We’ve all been there. We meet this great guy who seems to have all his stuff together and everything figured out except for one small thing: he’s emotionally unavailable.
You offer yourself up in various forms and functions to these guys but no matter how hard you try they are unaffected. In today’s dating landscape we are going to encounter more and more of these guys. And it’s not because emotionally unavailable men are being produced at quantum speeds, it’s because society is telling our male counterparts that A. they don’t have to be in a committed relationship to get what they want and B. when they meet the “right” person they will just magically change.
For a small percentage of men this will be true. They will meet a person that makes them want to better themselves and step up. But for the majority of men this is a fantasy as unrealistic as glass slippers and coma-curing kisses.
Our society has become so immersed in the fairytale of effortless love that they have forgotten the work required to make a relationship successful. Forty and fifty year relationships don’t just happen, they are built with effort and dedication by both parties and unfortunately ours is a generation taught that when it doesn’t work—replace it.
So, when do you know it’s time to say goodbye to your emotionally unavailable man?
1. He doesn’t like titles
Your relationship is undefined and maybe for a while you were both into that. You were having fun and it was easy but as time went on you started to develop feelings and maybe even attempted to talk about them and his response was: I don’t like titles. Ladies, the flag doesn’t get any more red than this. If he has no trouble having you in his bed but struggles to find a place for you in his life it’s time to move on. You are not a blanket for someone to bury themselves under whenever they get a little cold.
2. He’s not at that stage in his life
He has bigger priorities in his life than you. In most cases you serve as a distraction to these bigger issues and he likes that. Some guys are afraid of the (imaginary) girlfriend switch, mistakenly thinking that once they’ve given you that title you will become needy, nagging, and no longer the distraction they wanted—instead you will become an added headache to an already ceiling-high stacked plate of responsibilities. But no one goes out into the world and says, “I think I’ll fall in love today.” If love were a choice I’m sure we’d all have very different relationship histories, amirite?
3. He knows how you feel
When you finally do cave and tell him how you’re feeling and what you want and he’s still ambiguous about whether or not he wants a relationship. You’ve literally told him that you want more from the situation and he’s literally telling you that he doesn’t. It doesn’t get any more black and white than that and you can’t live in relationship purgatory.

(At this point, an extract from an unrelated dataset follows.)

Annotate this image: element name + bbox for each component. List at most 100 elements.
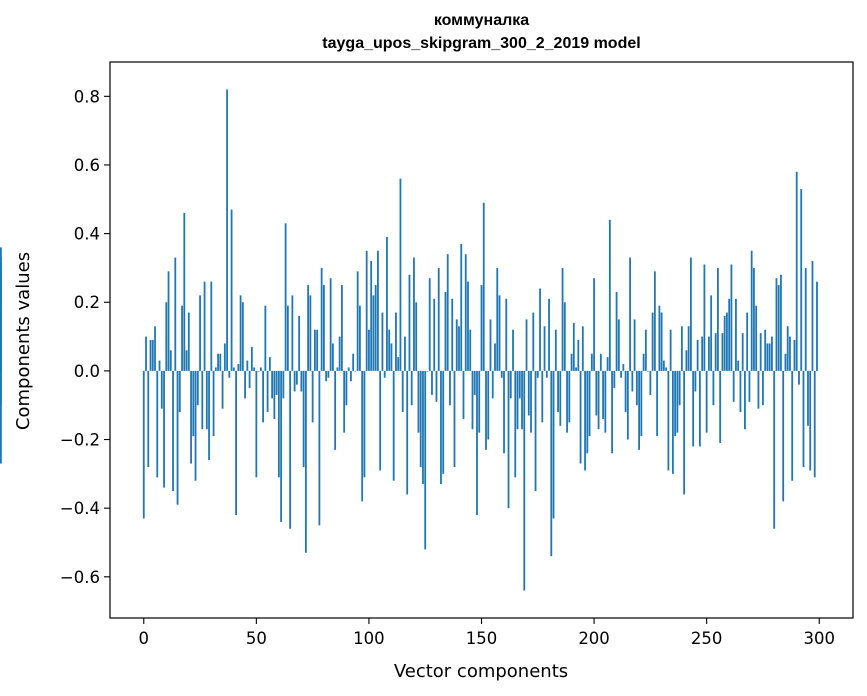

4. The past repeats itself
You’ve probably done the relationship dance with this guy before. Each time you enter the situation you have hopeful eyes and a malignant optimism that you must have picked up from work or school. However, regardless of whether you’ve dated this guy before or if this is your first tryst you have undoubtedly fallen into a vicious cycle of talking and thinking you’ve broken some ground only to find the situation just as confusing as its always been. Believe actions, ladies, not words.
5. He makes you anxious
This is going to be the best indicator of whether or not it’s time to stop wasting your precious hopes on someone who will never live up to them. If you find yourself constantly wondering whether or not he actually cares about you…then unfortunately, you already have your answer. When a guy truly cares for you, you’ll know and when he doesn’t, you’ll wonder.